Des associations de santé publique exhortent l'Union européenne à accélérer la mise en place d'étiquettes nutritionnelles sur le devant des emballages alimentaires

Une lettre ouverte adressée à la Commission européenne mettait en garde contre tout nouveau retard dans l'adoption des étiquettes nutritionnelles sur le devant des emballages. Cette lettre a été signée par le Réseau européen du cœur, l'Alliance européenne pour la santé publique, l'Organisation des consommateurs et de nombreuses autres organisations.

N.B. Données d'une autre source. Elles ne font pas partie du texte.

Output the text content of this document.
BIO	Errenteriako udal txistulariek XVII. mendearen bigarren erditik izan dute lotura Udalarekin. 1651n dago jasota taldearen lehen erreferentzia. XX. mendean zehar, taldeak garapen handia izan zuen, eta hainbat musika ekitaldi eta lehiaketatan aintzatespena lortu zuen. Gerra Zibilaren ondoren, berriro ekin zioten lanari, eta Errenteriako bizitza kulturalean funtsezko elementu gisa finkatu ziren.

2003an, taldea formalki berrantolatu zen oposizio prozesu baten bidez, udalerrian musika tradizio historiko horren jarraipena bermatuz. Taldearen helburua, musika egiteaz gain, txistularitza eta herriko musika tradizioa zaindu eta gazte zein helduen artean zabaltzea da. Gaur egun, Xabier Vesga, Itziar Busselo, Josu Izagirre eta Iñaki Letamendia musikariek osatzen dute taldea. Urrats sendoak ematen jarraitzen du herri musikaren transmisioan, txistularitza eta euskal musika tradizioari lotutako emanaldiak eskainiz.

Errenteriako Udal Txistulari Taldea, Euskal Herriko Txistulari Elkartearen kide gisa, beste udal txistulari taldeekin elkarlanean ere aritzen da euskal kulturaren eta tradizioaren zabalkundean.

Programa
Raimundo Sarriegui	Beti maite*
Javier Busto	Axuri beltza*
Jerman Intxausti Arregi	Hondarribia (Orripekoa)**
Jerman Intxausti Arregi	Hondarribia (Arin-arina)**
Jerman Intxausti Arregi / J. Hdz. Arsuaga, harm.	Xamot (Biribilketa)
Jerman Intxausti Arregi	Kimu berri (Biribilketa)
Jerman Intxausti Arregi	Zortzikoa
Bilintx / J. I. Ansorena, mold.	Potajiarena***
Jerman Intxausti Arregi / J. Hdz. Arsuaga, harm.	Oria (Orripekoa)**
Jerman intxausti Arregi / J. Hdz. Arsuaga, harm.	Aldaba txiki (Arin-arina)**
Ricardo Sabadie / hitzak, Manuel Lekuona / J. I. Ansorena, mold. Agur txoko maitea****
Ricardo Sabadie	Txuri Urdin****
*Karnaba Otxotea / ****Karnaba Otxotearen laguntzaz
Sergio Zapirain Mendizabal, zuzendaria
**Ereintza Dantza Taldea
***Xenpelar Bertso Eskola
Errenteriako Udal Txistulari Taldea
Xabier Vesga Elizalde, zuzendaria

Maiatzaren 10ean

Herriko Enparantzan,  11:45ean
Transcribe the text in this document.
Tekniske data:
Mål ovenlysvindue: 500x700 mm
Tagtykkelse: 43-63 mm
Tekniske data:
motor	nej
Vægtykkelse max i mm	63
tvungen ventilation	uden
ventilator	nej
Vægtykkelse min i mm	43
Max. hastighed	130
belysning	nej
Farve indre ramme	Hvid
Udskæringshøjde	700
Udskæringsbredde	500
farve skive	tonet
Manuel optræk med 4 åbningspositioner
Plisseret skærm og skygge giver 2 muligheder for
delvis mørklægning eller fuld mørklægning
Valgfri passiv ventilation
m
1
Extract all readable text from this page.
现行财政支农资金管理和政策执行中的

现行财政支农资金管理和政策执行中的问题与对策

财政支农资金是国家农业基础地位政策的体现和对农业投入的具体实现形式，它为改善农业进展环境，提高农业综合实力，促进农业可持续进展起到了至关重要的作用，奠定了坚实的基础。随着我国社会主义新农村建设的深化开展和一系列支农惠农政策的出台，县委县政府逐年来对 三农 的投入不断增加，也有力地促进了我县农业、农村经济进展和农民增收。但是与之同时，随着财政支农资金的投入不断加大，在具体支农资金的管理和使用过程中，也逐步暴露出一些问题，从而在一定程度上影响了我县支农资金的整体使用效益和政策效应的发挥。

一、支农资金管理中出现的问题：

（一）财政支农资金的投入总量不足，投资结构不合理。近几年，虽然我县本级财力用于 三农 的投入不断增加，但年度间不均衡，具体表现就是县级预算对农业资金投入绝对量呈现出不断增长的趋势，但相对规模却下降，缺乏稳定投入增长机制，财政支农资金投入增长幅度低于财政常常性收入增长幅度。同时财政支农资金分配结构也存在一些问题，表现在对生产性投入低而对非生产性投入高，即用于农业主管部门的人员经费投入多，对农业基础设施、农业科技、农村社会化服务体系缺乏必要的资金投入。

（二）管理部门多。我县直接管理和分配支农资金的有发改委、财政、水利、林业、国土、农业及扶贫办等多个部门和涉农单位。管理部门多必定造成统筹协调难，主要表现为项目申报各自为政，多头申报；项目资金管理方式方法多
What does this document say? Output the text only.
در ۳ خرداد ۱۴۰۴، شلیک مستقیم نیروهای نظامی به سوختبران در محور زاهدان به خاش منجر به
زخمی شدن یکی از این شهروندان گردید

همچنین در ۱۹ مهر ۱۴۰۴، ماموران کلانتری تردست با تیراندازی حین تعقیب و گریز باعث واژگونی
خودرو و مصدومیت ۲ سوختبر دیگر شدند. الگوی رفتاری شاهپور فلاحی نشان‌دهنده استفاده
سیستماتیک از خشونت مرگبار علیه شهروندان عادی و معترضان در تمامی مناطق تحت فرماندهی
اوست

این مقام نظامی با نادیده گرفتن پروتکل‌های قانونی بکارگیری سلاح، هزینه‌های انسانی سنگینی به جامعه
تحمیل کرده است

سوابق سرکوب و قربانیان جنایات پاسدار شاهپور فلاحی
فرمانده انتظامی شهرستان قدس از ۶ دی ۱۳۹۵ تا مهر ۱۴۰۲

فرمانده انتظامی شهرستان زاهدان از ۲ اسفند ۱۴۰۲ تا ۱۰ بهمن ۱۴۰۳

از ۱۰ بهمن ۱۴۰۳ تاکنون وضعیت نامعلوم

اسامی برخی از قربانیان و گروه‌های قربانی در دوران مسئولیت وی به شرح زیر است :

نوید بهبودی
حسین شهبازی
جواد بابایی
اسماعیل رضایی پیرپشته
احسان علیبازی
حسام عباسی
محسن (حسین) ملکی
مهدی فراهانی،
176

De nombreuses organisations européennes de santé et de défense des consommateurs demandent à la Commission européenne de ne pas retarder davantage l'adoption des étiquettes nutritionnelles sur le devant des emballages (FOPNL), prévues par la stratégie européenne «De la ferme à la table». Dans une lettre ouverte, elles ont souligné qu'il était urgent d'adopter ces étiquettes afin de protéger la santé des consommateurs dans l'Union européenne.

Voir aussi : Des études indiquent que des étiquettes telles que Nutri-Score aident les consommateurs à faire des choix sains

L'Alliance européenne pour la santé publique (EPHA), le Réseau européen du cœur (EHN) et l'Organisation des consommateurs (BEUC) ont noté que les dernières données montrent que plus de la moitié des adultes de l'UE et un tiers des enfants sont actuellement en surpoids ou obèses.

Elles ont fait valoir que ces conditions exposent « ces citoyens à un risque significatif de diverses maladies non transmissibles telles que le diabète, les maladies cardiovasculaires et certains cancers ».

Dans leur lettre, les trois organisations ont également mis en avant des études récentes confirmant que l'obésité apparaît plus tôt et que les risques de souffrir d'obésité sont bien plus élevés dans les ménages à faibles revenus.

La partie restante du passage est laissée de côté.